Relatos como os de Vanessa e Juliane são comuns e aparecem aos montes no Consumidor.gov, canal de reclamações recomendado pelo Procon. Nos últimos seis meses, foram 1.525 reclamações finalizadas em todo o Paraná, com índice de 77,8% de solução. O tempo médio para obter uma resposta da empresa é de uma semana.

“A Sanepar imputa aos consumidores uma cobrança de tarifa mínima porque ela presta um mínimo de metragem cúbica, então ela tem o dever de garantir essa metragem cúbica porque isso faz parte do contrato”, esclarece Charles Emmanuel Parchen, advogado, professor e membro da Comissão de Direito do Consumidor da OAB/PR. “Se nós estamos partindo do pressuposto de que, em tempos de racionamento, ela não fornece a metragem mínima, ela não pode cobrar por isso. Ela tem que cobrar só aquilo que efetivamente entrega”, avalia.

Segundo o profissional, quando a Sanepar não entrega o que prometeu, está sendo inadimplente e infringindo normas contratuais. “Portanto, prestando um mau serviço. E o Código de Defesa do Consumidor pune o fornecedor que presta mal o seu serviço. Até porque, com essa história de fornecer menos metragens cúbicas e cobrar pela tarifa cheia, a Sanepar está enriquecendo às custas do consumidor.”

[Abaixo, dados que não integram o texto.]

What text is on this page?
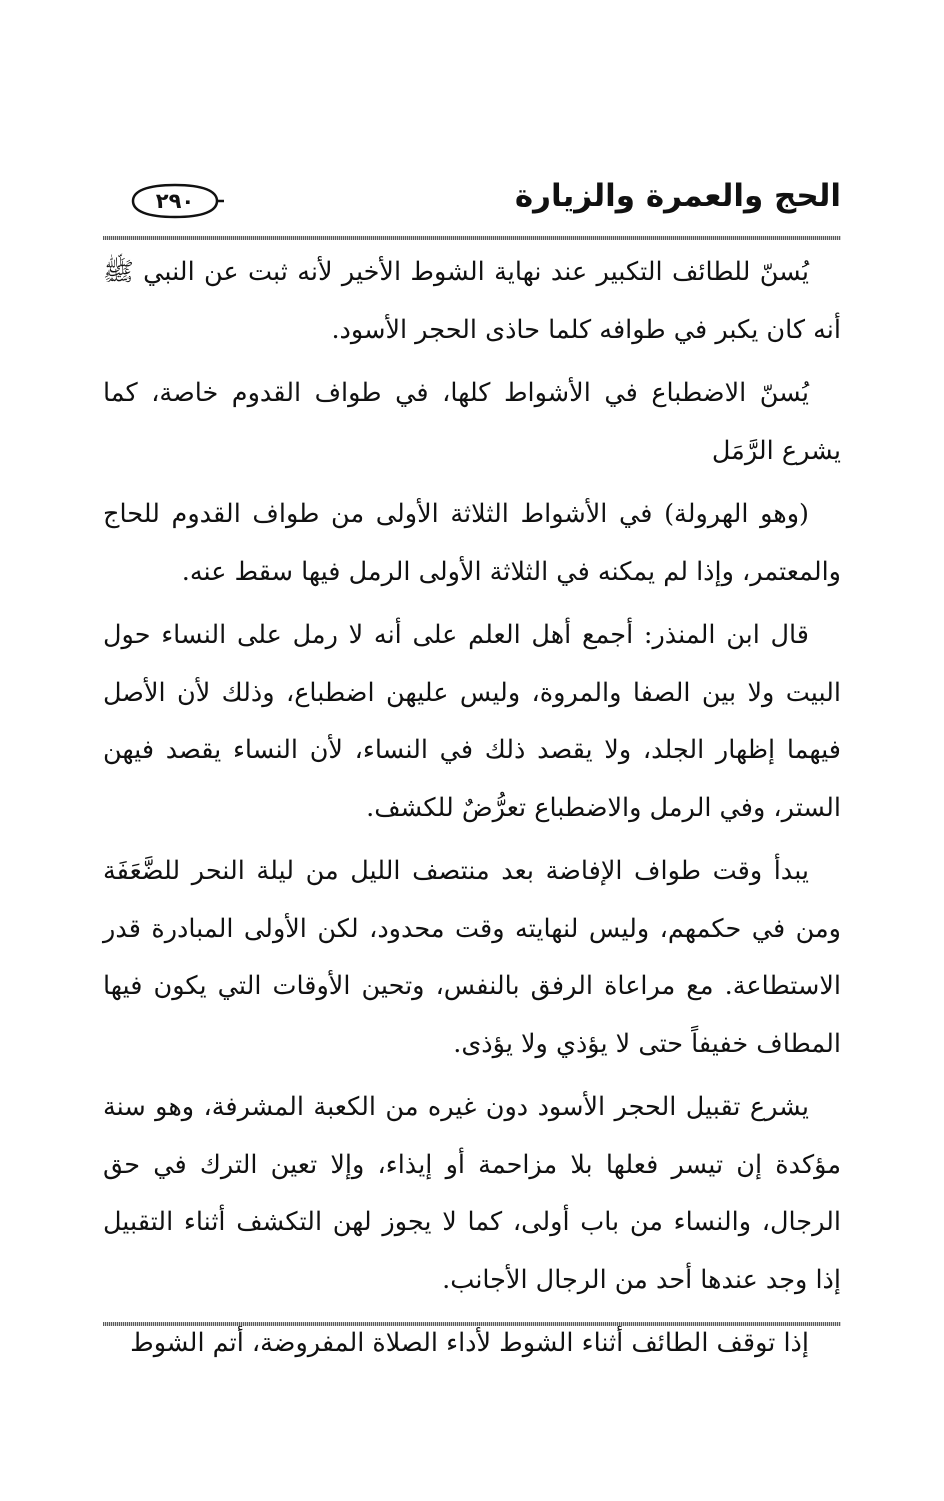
٢٩٠	الحج والعمرة والزيارة

يُسنّ للطائف التكبير عند نهاية الشوط الأخير لأنه ثبت عن النبي ﷺ أنه كان يكبر في طوافه كلما حاذى الحجر الأسود.

يُسنّ الاضطباع في الأشواط كلها، في طواف القدوم خاصة، كما يشرع الرَّمَل

(وهو الهرولة) في الأشواط الثلاثة الأولى من طواف القدوم للحاج والمعتمر، وإذا لم يمكنه في الثلاثة الأولى الرمل فيها سقط عنه.

قال ابن المنذر: أجمع أهل العلم على أنه لا رمل على النساء حول البيت ولا بين الصفا والمروة، وليس عليهن اضطباع، وذلك لأن الأصل فيهما إظهار الجلد، ولا يقصد ذلك في النساء، لأن النساء يقصد فيهن الستر، وفي الرمل والاضطباع تعرُّضٌ للكشف.

يبدأ وقت طواف الإفاضة بعد منتصف الليل من ليلة النحر للضَّعَفَة ومن في حكمهم، وليس لنهايته وقت محدود، لكن الأولى المبادرة قدر الاستطاعة. مع مراعاة الرفق بالنفس، وتحين الأوقات التي يكون فيها المطاف خفيفاً حتى لا يؤذي ولا يؤذى.

يشرع تقبيل الحجر الأسود دون غيره من الكعبة المشرفة، وهو سنة مؤكدة إن تيسر فعلها بلا مزاحمة أو إيذاء، وإلا تعين الترك في حق الرجال، والنساء من باب أولى، كما لا يجوز لهن التكشف أثناء التقبيل إذا وجد عندها أحد من الرجال الأجانب.

إذا توقف الطائف أثناء الشوط لأداء الصلاة المفروضة، أتم الشوط
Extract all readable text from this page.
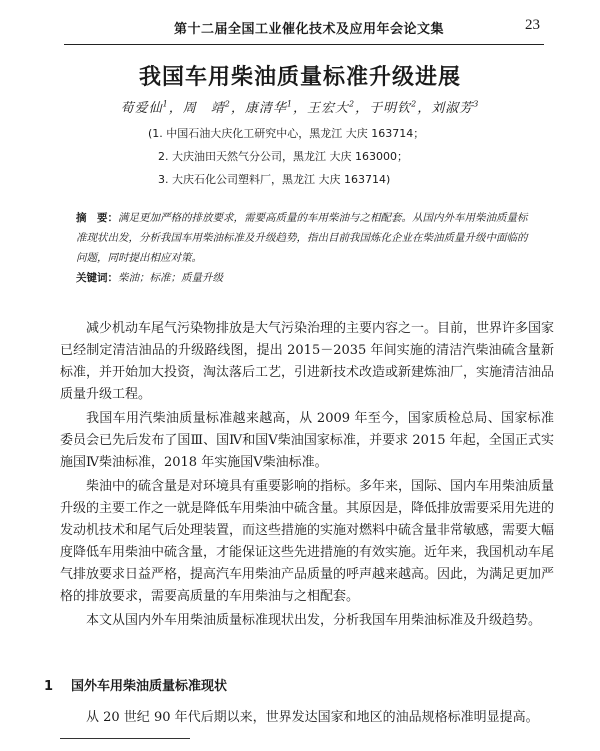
第十二届全国工业催化技术及应用年会论文集	23
我国车用柴油质量标准升级进展
荀爱仙$^1$，周　靖$^2$，康清华$^1$，王宏大$^2$，于明钦$^2$，刘淑芳$^3$
(1. 中国石油大庆化工研究中心，黑龙江 大庆 163714；
2. 大庆油田天然气分公司，黑龙江 大庆 163000；
3. 大庆石化公司塑料厂，黑龙江 大庆 163714)
摘　要：满足更加严格的排放要求，需要高质量的车用柴油与之相配套。从国内外车用柴油质量标准现状出发，分析我国车用柴油标准及升级趋势，指出目前我国炼化企业在柴油质量升级中面临的问题，同时提出相应对策。
关键词：柴油；标准；质量升级

减少机动车尾气污染物排放是大气污染治理的主要内容之一。目前，世界许多国家已经制定清洁油品的升级路线图，提出 2015－2035 年间实施的清洁汽柴油硫含量新标准，并开始加大投资，淘汰落后工艺，引进新技术改造或新建炼油厂，实施清洁油品质量升级工程。

我国车用汽柴油质量标准越来越高，从 2009 年至今，国家质检总局、国家标准委员会已先后发布了国Ⅲ、国Ⅳ和国Ⅴ柴油国家标准，并要求 2015 年起，全国正式实施国Ⅳ柴油标准，2018 年实施国Ⅴ柴油标准。

柴油中的硫含量是对环境具有重要影响的指标。多年来，国际、国内车用柴油质量升级的主要工作之一就是降低车用柴油中硫含量。其原因是，降低排放需要采用先进的发动机技术和尾气后处理装置，而这些措施的实施对燃料中硫含量非常敏感，需要大幅度降低车用柴油中硫含量，才能保证这些先进措施的有效实施。近年来，我国机动车尾气排放要求日益严格，提高汽车用柴油产品质量的呼声越来越高。因此，为满足更加严格的排放要求，需要高质量的车用柴油与之相配套。

本文从国内外车用柴油质量标准现状出发，分析我国车用柴油标准及升级趋势。

1 国外车用柴油质量标准现状
从 20 世纪 90 年代后期以来，世界发达国家和地区的油品规格标准明显提高。
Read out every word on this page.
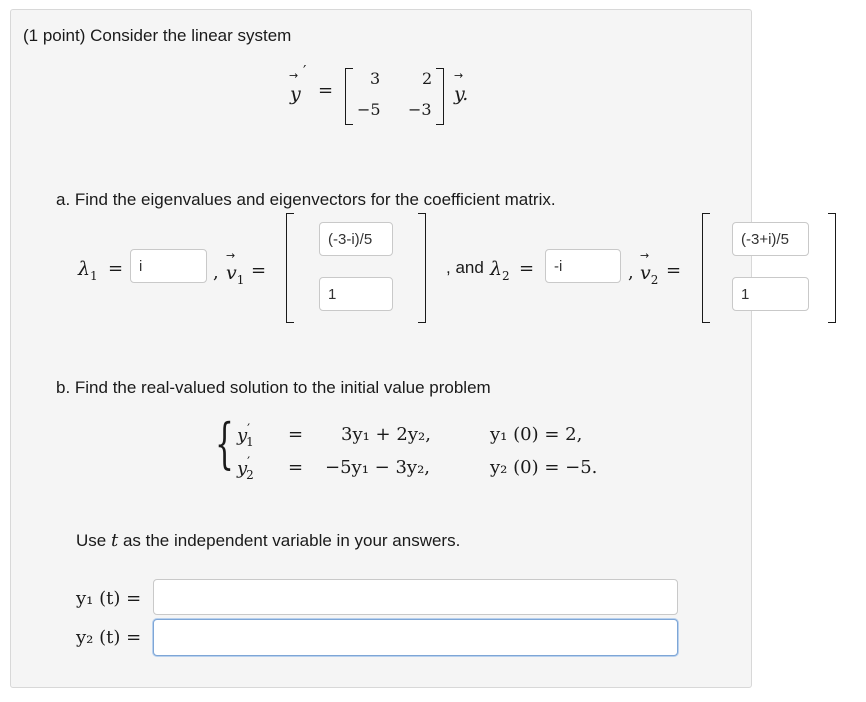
(1 point) Consider the linear system
→
y
′
=
3	2
−5 −3
→
y.
a. Find the eigenvalues and eigenvectors for the coefficient matrix.
$\lambda_1$ =	i	,
→
$v_1$ =
(-3-i)/5
1
, and $\lambda_2$ =	-i	,
→
$v_2$ =
(-3+i)/5
1
b. Find the real-valued solution to the initial value problem
{ $y'_1 = 3y_1 + 2y_2$,	y₁ (0) = 2,
$y'_2 = -5y_1 - 3y_2$,	y₂ (0) = −5.
Use t as the independent variable in your answers.
y₁ (t) =
y₂ (t) =
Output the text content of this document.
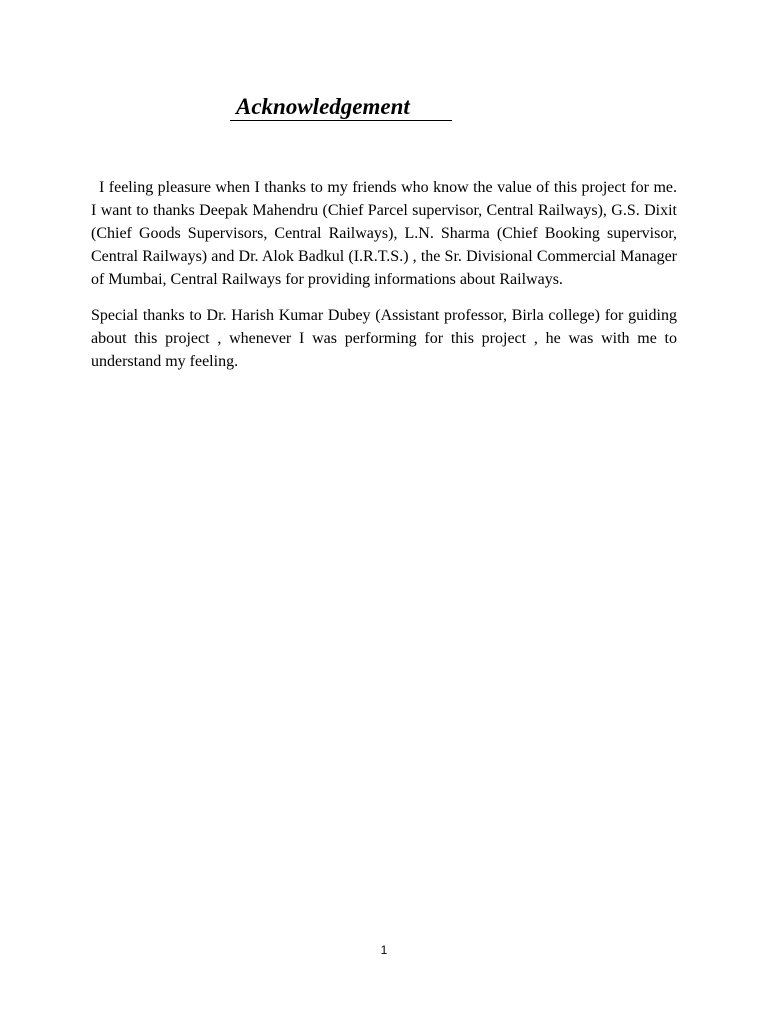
Acknowledgement

I feeling pleasure when I thanks to my friends who know the value of this project for me. I want to thanks Deepak Mahendru (Chief Parcel supervisor, Central Railways), G.S. Dixit (Chief Goods Supervisors, Central Railways), L.N. Sharma (Chief Booking supervisor, Central Railways) and Dr. Alok Badkul (I.R.T.S.) , the Sr. Divisional Commercial Manager of Mumbai, Central Railways for providing informations about Railways.

Special thanks to Dr. Harish Kumar Dubey (Assistant professor, Birla college) for guiding about this project , whenever I was performing for this project , he was with me to understand my feeling.

1
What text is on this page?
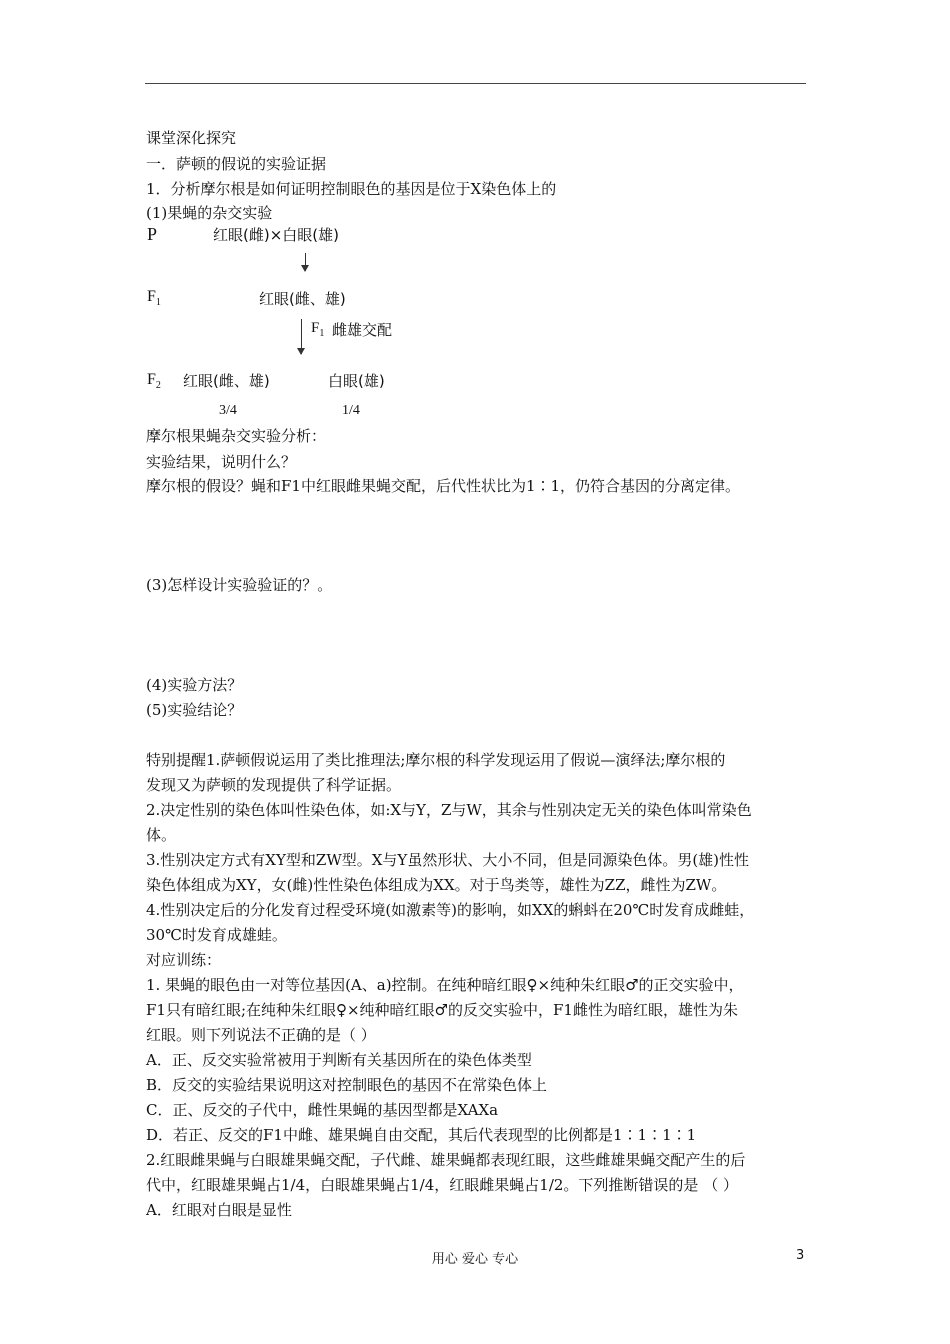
课堂深化探究
一．萨顿的假说的实验证据
1．分析摩尔根是如何证明控制眼色的基因是位于X染色体上的
(1)果蝇的杂交实验
P	红眼(雌)×白眼(雄)
$F_1$	红眼(雌、雄)
$F_1$ 雌雄交配
$F_2$ 红眼(雌、雄)	白眼(雄)
3/4	1/4
摩尔根果蝇杂交实验分析：
实验结果，说明什么？
摩尔根的假设？蝇和F1中红眼雌果蝇交配，后代性状比为1∶1，仍符合基因的分离定律。
(3)怎样设计实验验证的？。
(4)实验方法？
(5)实验结论？
特别提醒1.萨顿假说运用了类比推理法;摩尔根的科学发现运用了假说—演绎法;摩尔根的
发现又为萨顿的发现提供了科学证据。
2.决定性别的染色体叫性染色体，如:X与Y，Z与W，其余与性别决定无关的染色体叫常染色
体。
3.性别决定方式有XY型和ZW型。X与Y虽然形状、大小不同，但是同源染色体。男(雄)性性
染色体组成为XY，女(雌)性性染色体组成为XX。对于鸟类等，雄性为ZZ，雌性为ZW。
4.性别决定后的分化发育过程受环境(如激素等)的影响，如XX的蝌蚪在20℃时发育成雌蛙，
30℃时发育成雄蛙。
对应训练：
1. 果蝇的眼色由一对等位基因(A、a)控制。在纯种暗红眼♀×纯种朱红眼♂的正交实验中，
F1只有暗红眼;在纯种朱红眼♀×纯种暗红眼♂的反交实验中，F1雌性为暗红眼，雄性为朱
红眼。则下列说法不正确的是（ ）
A．正、反交实验常被用于判断有关基因所在的染色体类型
B．反交的实验结果说明这对控制眼色的基因不在常染色体上
C．正、反交的子代中，雌性果蝇的基因型都是XAXa
D．若正、反交的F1中雌、雄果蝇自由交配，其后代表现型的比例都是1∶1∶1∶1
2.红眼雌果蝇与白眼雄果蝇交配，子代雌、雄果蝇都表现红眼，这些雌雄果蝇交配产生的后
代中，红眼雄果蝇占1/4，白眼雄果蝇占1/4，红眼雌果蝇占1/2。下列推断错误的是 （ ）
A．红眼对白眼是显性
用心 爱心 专心	3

Mesmo quando há o consumo mínimo, o consumidor pode discutir seus direitos na Justiça, caso constate irregularidade. “A Sanepar não pode cobrar pelos dias de água que não forneceu. A desproporção pode estar acontecendo, por exemplo, em cobrar o mesmo que cobrava antes do racionamento. Aí a gente consegue perceber que tem alguma coisa errada. E se o consumidor tem prejuízo com a falta de fornecimento da água, ele tem o direito de discutir essa questão.”

Outro ponto importante é que o risco da atividade é integral do fornecedor. Ou seja: ele não pode ser repassado ao consumidor. “Essa onerosidade precisa ser revista na forma de ações judiciais ou na intervenção dos órgãos de proteção ao consumidor, que podem mover ações coletivas visando a adequação da situação.”

Resposta da Sanepar

Em nota, a empresa não deu resposta sobre os relatos de Vanessa e Juliane. Apenas disse que o sistema de rodízio prevê 36 horas de desabastecimento (24 horas com o registro fechado mais 12 horas de restabelecimento) considerando variáveis como distância do ponto da rede em relação ao centro de reservação e topografia do imóvel.

“Além disso, a realização de obras de manutenção de rede na região também pode interferir. Os clientes que identificarem situações emergenciais devem entrar em contato pelo 0800-200-0115 ou pelo site www.sanepar.com.br (em atendimento ao cliente).”